After all, this blog is hardly a parenting blog. I have three kids, sure, but I'm way past the pregnancy stage. I'm not even a world-famous mommyblogger! It just didn't make sense.
I was incredibly curious. So I agreed to take a look.
The first thing I noticed (other than the fact that the book design matches my blog - ladies, I like your style!) was this:
Well, NOW it makes sense! Anyone who can write at length about truly personal grooming is my kind of parenting expert.
Another way that I can attest to their expertise is this handy-dandy naming chart. Please take a look at the very first name:
I have a Benji, and in his three years (almost four!) he has never even tried to run over a small animal. Clearly the authors are baby-naming geniuses.
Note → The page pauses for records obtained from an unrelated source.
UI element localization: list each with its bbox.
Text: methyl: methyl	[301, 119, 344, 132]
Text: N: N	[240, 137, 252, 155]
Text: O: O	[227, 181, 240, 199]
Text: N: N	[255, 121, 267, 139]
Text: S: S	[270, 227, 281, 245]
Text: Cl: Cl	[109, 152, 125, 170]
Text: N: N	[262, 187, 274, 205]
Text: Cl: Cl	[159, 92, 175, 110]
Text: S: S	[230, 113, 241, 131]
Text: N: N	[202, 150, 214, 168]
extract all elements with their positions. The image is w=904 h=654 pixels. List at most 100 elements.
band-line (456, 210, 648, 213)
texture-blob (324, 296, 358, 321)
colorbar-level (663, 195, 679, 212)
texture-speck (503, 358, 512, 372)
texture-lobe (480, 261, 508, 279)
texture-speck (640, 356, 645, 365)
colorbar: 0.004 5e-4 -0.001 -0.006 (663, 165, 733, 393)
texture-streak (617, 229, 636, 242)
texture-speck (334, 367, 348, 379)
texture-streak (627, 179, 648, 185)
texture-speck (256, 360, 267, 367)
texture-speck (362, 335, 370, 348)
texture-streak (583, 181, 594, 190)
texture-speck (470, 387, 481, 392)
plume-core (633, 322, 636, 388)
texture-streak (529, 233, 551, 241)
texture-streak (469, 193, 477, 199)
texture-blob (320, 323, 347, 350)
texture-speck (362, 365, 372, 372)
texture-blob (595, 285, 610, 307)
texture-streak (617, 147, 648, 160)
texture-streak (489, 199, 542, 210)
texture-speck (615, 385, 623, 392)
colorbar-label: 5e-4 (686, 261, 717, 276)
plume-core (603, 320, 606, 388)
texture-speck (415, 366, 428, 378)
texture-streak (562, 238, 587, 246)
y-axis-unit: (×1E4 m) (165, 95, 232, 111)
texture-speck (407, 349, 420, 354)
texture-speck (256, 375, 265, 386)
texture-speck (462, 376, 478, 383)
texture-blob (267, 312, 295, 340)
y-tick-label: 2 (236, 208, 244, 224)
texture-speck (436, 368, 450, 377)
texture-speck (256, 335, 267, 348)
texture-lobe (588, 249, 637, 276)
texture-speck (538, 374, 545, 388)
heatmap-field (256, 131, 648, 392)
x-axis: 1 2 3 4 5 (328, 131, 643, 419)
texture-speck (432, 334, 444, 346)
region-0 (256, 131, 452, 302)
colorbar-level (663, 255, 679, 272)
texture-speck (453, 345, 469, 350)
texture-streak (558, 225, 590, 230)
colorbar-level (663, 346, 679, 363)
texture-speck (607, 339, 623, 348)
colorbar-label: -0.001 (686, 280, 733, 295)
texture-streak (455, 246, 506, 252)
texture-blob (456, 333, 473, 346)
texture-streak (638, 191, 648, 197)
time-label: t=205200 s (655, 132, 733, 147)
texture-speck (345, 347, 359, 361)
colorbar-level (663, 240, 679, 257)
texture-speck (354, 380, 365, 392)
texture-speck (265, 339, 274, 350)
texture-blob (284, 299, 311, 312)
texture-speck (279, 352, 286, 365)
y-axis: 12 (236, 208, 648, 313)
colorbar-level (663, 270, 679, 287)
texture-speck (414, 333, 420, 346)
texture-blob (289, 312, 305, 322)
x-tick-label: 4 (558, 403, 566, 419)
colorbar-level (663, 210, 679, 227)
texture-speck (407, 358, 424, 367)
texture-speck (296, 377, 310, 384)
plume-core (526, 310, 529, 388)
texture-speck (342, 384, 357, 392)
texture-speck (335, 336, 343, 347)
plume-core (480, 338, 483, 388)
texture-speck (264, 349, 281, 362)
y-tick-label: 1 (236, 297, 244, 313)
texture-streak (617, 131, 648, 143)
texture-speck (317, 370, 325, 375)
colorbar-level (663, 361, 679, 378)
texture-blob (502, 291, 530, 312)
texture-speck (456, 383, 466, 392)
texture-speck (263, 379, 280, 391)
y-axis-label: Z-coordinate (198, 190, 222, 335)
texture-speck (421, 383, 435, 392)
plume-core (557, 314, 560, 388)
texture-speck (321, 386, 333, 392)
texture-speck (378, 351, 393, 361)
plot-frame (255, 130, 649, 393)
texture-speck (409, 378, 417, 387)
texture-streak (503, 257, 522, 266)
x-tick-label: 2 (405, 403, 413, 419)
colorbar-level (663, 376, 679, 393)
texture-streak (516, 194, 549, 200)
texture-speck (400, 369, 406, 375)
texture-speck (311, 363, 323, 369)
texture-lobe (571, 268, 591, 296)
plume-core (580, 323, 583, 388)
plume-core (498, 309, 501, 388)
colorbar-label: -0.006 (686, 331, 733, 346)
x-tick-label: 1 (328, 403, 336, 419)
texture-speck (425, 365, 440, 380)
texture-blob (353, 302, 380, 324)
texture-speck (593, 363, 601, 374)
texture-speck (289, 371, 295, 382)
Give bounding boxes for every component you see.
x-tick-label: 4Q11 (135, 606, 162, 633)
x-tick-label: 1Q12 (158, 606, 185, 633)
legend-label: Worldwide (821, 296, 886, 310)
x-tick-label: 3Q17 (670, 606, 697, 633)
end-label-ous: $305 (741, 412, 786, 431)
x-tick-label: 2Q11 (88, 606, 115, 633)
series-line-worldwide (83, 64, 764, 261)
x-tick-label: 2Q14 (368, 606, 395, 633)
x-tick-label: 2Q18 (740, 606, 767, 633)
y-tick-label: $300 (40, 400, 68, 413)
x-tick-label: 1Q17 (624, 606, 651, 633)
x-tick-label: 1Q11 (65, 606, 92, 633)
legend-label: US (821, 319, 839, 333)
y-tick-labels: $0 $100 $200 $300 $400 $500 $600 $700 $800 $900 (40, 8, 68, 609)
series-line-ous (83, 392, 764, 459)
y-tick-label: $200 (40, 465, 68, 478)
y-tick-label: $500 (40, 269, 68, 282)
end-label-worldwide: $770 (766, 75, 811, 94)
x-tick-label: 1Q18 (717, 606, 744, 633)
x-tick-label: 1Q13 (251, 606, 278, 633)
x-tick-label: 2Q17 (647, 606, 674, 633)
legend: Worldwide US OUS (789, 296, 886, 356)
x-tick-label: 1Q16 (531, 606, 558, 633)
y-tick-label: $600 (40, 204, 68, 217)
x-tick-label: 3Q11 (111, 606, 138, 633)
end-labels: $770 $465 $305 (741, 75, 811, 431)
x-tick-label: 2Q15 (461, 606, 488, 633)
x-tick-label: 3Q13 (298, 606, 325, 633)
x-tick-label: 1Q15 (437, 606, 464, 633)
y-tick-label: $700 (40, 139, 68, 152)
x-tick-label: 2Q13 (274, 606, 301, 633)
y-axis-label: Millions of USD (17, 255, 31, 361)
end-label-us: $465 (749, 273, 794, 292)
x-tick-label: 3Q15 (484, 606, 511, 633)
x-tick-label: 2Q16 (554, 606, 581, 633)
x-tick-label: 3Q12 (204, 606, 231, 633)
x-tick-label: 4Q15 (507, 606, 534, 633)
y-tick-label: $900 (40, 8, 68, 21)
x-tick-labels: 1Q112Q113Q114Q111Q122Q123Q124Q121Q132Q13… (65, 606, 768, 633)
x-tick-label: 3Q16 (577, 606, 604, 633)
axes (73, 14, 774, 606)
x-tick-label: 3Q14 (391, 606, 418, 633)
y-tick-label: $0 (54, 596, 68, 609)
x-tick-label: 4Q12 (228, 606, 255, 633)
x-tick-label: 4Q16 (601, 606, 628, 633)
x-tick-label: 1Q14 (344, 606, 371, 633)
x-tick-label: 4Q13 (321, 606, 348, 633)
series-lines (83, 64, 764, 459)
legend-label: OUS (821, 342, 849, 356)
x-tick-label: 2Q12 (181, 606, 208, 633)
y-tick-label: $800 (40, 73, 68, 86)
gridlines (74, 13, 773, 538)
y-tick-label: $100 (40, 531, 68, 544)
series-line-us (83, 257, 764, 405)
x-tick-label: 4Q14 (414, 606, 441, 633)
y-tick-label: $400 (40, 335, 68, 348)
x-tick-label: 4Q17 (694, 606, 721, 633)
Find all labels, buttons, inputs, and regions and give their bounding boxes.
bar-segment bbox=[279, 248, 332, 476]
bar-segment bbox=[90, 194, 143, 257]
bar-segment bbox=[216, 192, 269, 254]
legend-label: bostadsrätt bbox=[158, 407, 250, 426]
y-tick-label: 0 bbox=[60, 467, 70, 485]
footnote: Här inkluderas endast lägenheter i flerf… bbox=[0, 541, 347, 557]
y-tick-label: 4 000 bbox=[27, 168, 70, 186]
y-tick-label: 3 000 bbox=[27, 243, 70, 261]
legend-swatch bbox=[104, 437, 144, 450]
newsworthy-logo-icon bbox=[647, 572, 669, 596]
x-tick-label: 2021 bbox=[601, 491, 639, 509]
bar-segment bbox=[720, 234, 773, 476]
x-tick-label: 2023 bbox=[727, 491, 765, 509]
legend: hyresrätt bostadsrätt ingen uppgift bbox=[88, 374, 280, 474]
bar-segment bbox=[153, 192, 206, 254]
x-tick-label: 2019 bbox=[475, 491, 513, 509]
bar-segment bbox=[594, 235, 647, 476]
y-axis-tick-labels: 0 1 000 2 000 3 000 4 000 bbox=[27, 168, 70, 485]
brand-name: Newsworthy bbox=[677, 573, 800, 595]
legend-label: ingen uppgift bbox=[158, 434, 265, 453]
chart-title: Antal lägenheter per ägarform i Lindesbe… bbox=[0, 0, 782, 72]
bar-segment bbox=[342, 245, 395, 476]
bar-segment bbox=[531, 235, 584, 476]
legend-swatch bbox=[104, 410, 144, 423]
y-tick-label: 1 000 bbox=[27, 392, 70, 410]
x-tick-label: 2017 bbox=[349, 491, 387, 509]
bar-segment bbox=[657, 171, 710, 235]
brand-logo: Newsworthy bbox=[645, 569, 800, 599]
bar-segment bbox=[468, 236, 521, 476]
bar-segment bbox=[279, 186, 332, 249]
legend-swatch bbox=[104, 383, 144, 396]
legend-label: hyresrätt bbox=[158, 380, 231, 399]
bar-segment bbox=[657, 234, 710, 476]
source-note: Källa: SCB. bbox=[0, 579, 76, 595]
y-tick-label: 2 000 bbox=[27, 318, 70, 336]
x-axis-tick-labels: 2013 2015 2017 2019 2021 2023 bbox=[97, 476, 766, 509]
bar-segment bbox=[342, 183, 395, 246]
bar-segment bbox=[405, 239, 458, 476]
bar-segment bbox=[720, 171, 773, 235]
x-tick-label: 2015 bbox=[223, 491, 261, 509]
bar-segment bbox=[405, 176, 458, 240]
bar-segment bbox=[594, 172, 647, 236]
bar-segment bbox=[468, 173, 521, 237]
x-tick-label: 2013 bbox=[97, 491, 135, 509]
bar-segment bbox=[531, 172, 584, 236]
Do the world a favor and bring this book to your next baby shower. Do it especially if the mom-to-be has registered for a wipes-warmer or a $300 diaper bag with baby bears on it. She obviously doesn't have a clue to what's coming, who wants to be the one to burst her bubble? Not you!
So let Eden and Alice do it for you.
(Here's a good idea: Pre-order the book here -- and check out Lets-Panic.com while you wait for your copy to arrive.)
You should buy this book if you are pregnant, or if you know someone who is. Pregnancy and first-time motherhood are stressful enough without all those well-meaning guides that make you feel like you're going to screw up your child forever if you even dare to eat a ham sandwich. (Ahem.) This book is the antidote to all those books. It's funny, sarcastic and witty, but it's also sweet. They're going to kill me for saying that, but it's true.
And if your family is past the baby stage? This book *may* trigger a touch of PTSD, but it will also make you laugh, and make you proud of what you survived. You did it! Hooray! Now you get to relax in peace until they write Let's Panic About Toddlers! and Let's Panic About Teenagers!
(I actually don't know if they're planning on writing them or not, but I really hope they are. I need a laugh. Help?)